Summer Workshops for Teachers July 8-12; 9-12; Josephus leads a workshop focused on effectively using poetry and the art of spoken word in the classroom. July 15-18; 9-4; Claire Lambert leads a workshop focused on successful teaching practices related to writing. Cost is $50 for each workshop. Teachers will get CEU credits.
Gate City Writes (GCW) facilitates opportunities for teachers to write and teach writing alongside K-12 students in the form of professional development. In addition, GCW supports young writers (grades 3-12) as they draft and publish a text using digital media during a summer camp. The goal of this group is to connect research in writing education to classroom practice by engaging K-12 educators and students with university faculty in a collaborative writing community.
Gate City Writes believes in opening opportunities for experiential learning related to writing and teaching writing.
In a podcast about creativity, the poet Mark Nepo says that many writers get so hung up on preparing to "be" a writer that they forget to write. To elaborate, he says, "We [children] are being told to become a noun, and the vitality of life is in staying a verb." Thus, participants in Gate City Writes focus on the action of writing and teaching writing, rather than on the preparation of those actions. We draw from educator John Dewey, known for his work in experiential learning, who argued for learning through experience and "reflection on doing" to drive Gate City Writes.

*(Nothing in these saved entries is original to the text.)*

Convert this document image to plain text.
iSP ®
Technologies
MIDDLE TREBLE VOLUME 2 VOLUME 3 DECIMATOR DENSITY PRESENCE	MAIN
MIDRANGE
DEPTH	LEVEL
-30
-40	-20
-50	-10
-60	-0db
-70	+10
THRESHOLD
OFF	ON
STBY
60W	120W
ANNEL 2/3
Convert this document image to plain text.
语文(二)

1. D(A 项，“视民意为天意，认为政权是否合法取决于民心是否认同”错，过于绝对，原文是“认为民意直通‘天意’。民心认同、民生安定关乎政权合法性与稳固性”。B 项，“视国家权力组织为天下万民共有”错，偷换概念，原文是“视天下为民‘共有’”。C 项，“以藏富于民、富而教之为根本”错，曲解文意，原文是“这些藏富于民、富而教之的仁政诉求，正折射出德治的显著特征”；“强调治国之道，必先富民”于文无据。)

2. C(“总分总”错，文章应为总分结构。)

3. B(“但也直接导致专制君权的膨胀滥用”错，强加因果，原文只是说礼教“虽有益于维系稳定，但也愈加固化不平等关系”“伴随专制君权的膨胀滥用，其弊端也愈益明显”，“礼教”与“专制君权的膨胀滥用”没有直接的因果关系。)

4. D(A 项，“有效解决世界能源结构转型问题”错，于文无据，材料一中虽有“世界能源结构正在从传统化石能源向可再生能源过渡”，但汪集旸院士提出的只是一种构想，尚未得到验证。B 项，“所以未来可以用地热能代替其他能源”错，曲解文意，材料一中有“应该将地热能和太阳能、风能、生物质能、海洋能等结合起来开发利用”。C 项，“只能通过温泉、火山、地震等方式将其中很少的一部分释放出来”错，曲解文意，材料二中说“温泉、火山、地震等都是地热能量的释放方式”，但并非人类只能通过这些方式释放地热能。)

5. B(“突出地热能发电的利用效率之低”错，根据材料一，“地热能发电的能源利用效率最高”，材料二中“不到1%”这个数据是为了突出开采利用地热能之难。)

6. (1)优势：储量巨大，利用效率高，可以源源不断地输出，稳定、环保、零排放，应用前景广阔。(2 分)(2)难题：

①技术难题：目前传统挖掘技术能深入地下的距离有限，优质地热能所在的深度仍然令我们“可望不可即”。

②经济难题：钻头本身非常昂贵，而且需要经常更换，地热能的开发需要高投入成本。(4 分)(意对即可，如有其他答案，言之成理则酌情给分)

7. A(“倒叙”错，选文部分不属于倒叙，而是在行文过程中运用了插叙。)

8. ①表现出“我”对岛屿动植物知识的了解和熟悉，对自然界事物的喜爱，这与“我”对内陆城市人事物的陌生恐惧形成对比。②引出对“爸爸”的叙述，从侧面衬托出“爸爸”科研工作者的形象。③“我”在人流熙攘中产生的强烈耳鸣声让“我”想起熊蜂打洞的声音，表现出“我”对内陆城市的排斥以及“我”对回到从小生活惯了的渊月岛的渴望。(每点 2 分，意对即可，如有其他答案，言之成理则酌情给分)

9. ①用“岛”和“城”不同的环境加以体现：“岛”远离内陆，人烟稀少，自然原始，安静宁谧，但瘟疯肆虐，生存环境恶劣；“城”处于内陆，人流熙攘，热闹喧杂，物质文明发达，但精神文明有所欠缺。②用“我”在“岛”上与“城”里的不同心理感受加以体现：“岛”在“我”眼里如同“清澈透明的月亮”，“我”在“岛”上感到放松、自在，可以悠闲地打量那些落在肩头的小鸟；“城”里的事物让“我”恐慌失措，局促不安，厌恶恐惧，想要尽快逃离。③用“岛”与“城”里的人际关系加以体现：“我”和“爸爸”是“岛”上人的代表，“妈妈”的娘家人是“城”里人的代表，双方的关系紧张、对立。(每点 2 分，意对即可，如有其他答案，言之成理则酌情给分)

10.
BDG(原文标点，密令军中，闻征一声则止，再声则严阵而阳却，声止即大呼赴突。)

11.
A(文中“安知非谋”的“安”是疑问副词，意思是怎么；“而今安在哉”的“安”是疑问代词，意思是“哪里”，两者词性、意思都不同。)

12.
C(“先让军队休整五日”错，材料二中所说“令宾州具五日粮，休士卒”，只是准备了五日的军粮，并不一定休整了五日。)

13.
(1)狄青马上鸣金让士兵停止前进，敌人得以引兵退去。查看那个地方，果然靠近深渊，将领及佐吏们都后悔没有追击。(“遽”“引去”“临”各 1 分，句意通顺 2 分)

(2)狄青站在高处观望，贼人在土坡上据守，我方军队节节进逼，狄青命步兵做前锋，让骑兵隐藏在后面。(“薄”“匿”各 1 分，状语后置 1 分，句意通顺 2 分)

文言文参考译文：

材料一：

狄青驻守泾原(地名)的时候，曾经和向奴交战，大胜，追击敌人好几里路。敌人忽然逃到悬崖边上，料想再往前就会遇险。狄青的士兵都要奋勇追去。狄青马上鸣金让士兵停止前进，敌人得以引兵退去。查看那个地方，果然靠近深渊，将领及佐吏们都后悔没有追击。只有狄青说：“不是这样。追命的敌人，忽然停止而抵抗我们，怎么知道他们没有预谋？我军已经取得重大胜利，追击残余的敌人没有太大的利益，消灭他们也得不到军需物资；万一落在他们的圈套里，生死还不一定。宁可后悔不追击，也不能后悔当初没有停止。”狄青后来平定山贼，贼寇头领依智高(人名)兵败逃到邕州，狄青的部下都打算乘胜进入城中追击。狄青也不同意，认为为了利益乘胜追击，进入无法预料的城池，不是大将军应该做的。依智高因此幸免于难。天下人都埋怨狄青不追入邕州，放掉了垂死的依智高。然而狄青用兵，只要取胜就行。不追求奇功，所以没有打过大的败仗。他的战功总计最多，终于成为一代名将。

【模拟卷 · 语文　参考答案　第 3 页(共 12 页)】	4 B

Gate City Writes believes in exploring how digital and social media can be used as a tool for writing and teaching writing.
Like educators involved in the Connected Learning Movement, we believe it is important to tap "the tools of the time" in order to improve learning and instruction. Specifically, we think about how students and teachers can compose and publish various forms of texts for success in the future and how teachers can facilitate that process in the classroom.
Gate City Writes believes in fostering the creative entitlement of K-12 students and educators.
By creative entitlement we draw from the author Elizabeth Gilbert and poet David Whyte to mean taking creative risks that push people "out of the suffocating insulation of personal safety, and into the frontiers of the beautiful and the unexpected." To take such risks, students and teachers must believe they "have a voice and vision of [their] own" for their writing and teaching.
This work makes an impact by creating a structured space for pre-service and in-service teachers to learn and enact necessary knowledge, skills, and attitudes related to the teaching writing with their school communities. In addition, research done with the young writers and teachers enhances understandings about how to better foster successful writing practices in the 21 st century. Thus, the practice and research mentioned contributes to the vibrancy of the local educational and writing community.